Uma discussão sobre a redução da idade mínima para o trabalho no país

4 minutos de leitura
A PEC 18/2011, um retrocesso a ser evitado
(Foto: Ednilson Aguiar/O Livre)

Por Carla Reita Faria Leal & Rafael Mondego Figueiredo

Apesar dos avanços alcançados nos âmbitos internacional e interno no tocante à criação de instrumentos de proteção à infância, ainda remanescem, no Brasil e no mundo, mitos que fomentam o trabalho de crianças e adolescentes, associando o labor, equivocadamente, como alternativa à marginalização.

Nesse sentido, depois de mais de vinte anos de sua propositura, volta à discussão, no Congresso Nacional, a Proposta de Emenda à Constituição n.º 18, apresentada 2011, que pretende conferir nova redação à Constituição Federal para autorizar o trabalho sob o regime de tempo parcial a partir dos quatorze anos de idade.

Na prática, se aprovada, tal iniciativa reduzirá a idade mínima para o trabalho no país, hoje de 16 anos, para 14 anos, permitindo que pessoas entre 14 e 16 anos ingressem no mercado laboral precocemente em diversas atividades, independentemente da formalização de contratos de aprendizagem, única hipótese em que, atualmente, se admite o labor de adolescentes nessa faixa etária, exigindo a compatibilização da formação profissional do adolescente com a sua frequência e rendimento escolares.

O debate foi retomado em 2021, quando já constante do trâmite legislativo parecer do Deputado João Roma, antigo relator, apresentado em dezembro de 2019, no sentido da inadmissibilidade da proposta, face à sua inconstitucionalidade.

Em novo parecer, acostado ao projeto, o Deputado Paulo Eduardo Martins defende a admissibilidade da PEC, bem como de outras a ela anexadas, também voltadas à redução da idade mínima para o trabalho.

Entretanto, tal entendimento se mostra equivocado.

Da leitura da proposta de emenda, vê-se que esta contraria o princípio da proteção integral, que confere às crianças e adolescentes, na condição de pessoas em desenvolvimento, uma gama de direitos, dentre os quais a saúde, a educação, o lazer e a convivência familiar, a serem guarnecidos por Estado, família e sociedade, na forma do artigo 227 da Constituição Federal.

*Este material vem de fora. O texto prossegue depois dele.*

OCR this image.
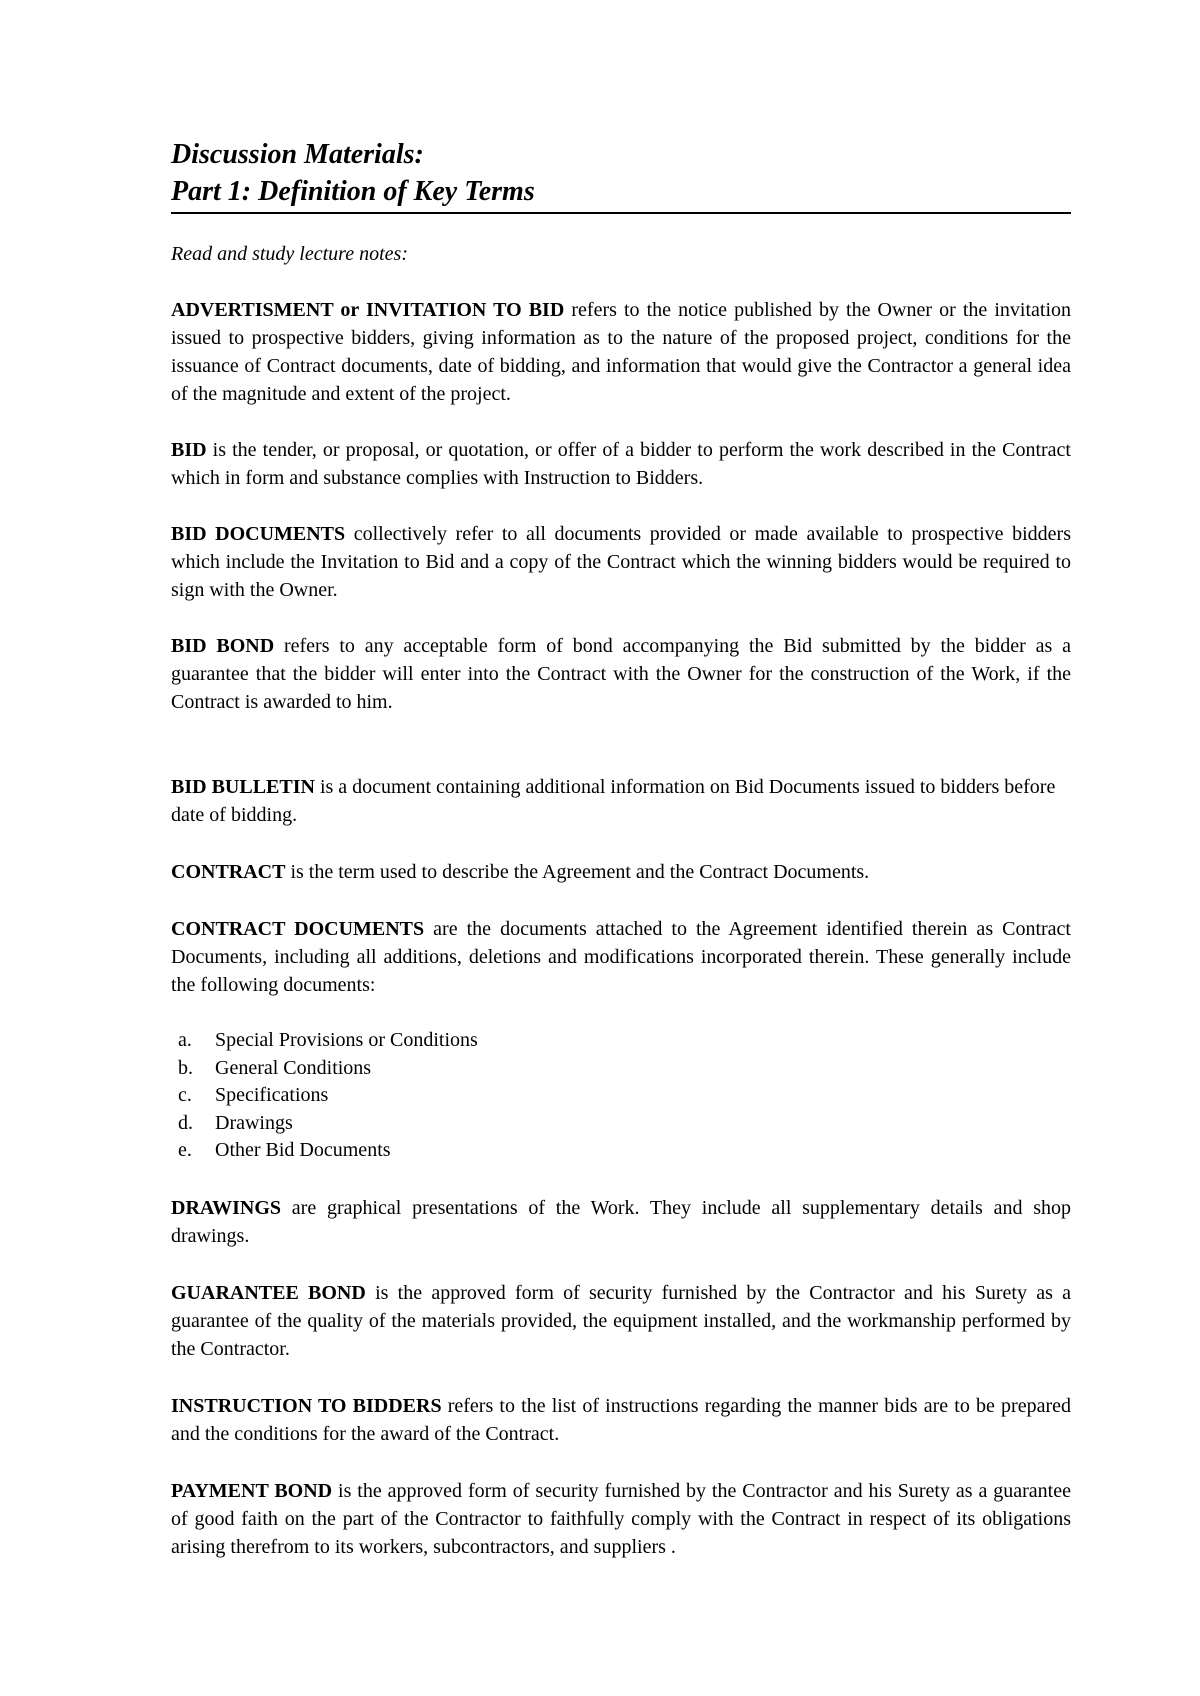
Discussion Materials:

Part 1: Definition of Key Terms

Read and study lecture notes:

ADVERTISMENT or INVITATION TO BID refers to the notice published by the Owner or the invitation issued to prospective bidders, giving information as to the nature of the proposed project, conditions for the issuance of Contract documents, date of bidding, and information that would give the Contractor a general idea of the magnitude and extent of the project.

BID is the tender, or proposal, or quotation, or offer of a bidder to perform the work described in the Contract which in form and substance complies with Instruction to Bidders.

BID DOCUMENTS collectively refer to all documents provided or made available to prospective bidders which include the Invitation to Bid and a copy of the Contract which the winning bidders would be required to sign with the Owner.

BID BOND refers to any acceptable form of bond accompanying the Bid submitted by the bidder as a guarantee that the bidder will enter into the Contract with the Owner for the construction of the Work, if the Contract is awarded to him.

BID BULLETIN is a document containing additional information on Bid Documents issued to bidders before date of bidding.

CONTRACT is the term used to describe the Agreement and the Contract Documents.

CONTRACT DOCUMENTS are the documents attached to the Agreement identified therein as Contract Documents, including all additions, deletions and modifications incorporated therein. These generally include the following documents:

a.	Special Provisions or Conditions
b.	General Conditions
c.	Specifications
d.	Drawings
e.	Other Bid Documents

DRAWINGS are graphical presentations of the Work. They include all supplementary details and shop drawings.

GUARANTEE BOND is the approved form of security furnished by the Contractor and his Surety as a guarantee of the quality of the materials provided, the equipment installed, and the workmanship performed by the Contractor.

INSTRUCTION TO BIDDERS refers to the list of instructions regarding the manner bids are to be prepared and the conditions for the award of the Contract.

PAYMENT BOND is the approved form of security furnished by the Contractor and his Surety as a guarantee of good faith on the part of the Contractor to faithfully comply with the Contract in respect of its obligations arising therefrom to its workers, subcontractors, and suppliers .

Afinal, em se permitindo o labor em idade inferior à atualmente prevista, corre-se o risco de transferir ao adolescente a responsabilidade pelo sustento de sua família, sujeitando-lhe a riscos de acidente e retirando-lhe preciosas horas de estudo e lazer, comprometendo o seu desenvolvimento físico e mental, assim como diminuindo as suas chances de se desenvolver plenamente.

Ademais, é evidente que tais alterações são incompatíveis com compromissos assumidos pelo Brasil junto à comunidade internacional, os quais evidenciam o dever de proteção desse grupo vulnerável.

Importante lembrar que o Brasil, na qualidade de sócio fundador da OIT, se submeteu ao cumprimento de sua constituição, que estabelece que os seus membros não podem adotar qualquer norma que contrarie ou diminua direitos estabelecidos nos tratados internacionais que assinou.

Com o tema ora tratado o Brasil ratificou a Convenção 138 da OIT, quando os Estados se comprometeram a progressivamente a elevar da idade mínima para o trabalho pelos Estados Partes, o que significa que o Poder Legislativo brasileiro está impedido de reduzir os limites etários anteriormente fixados.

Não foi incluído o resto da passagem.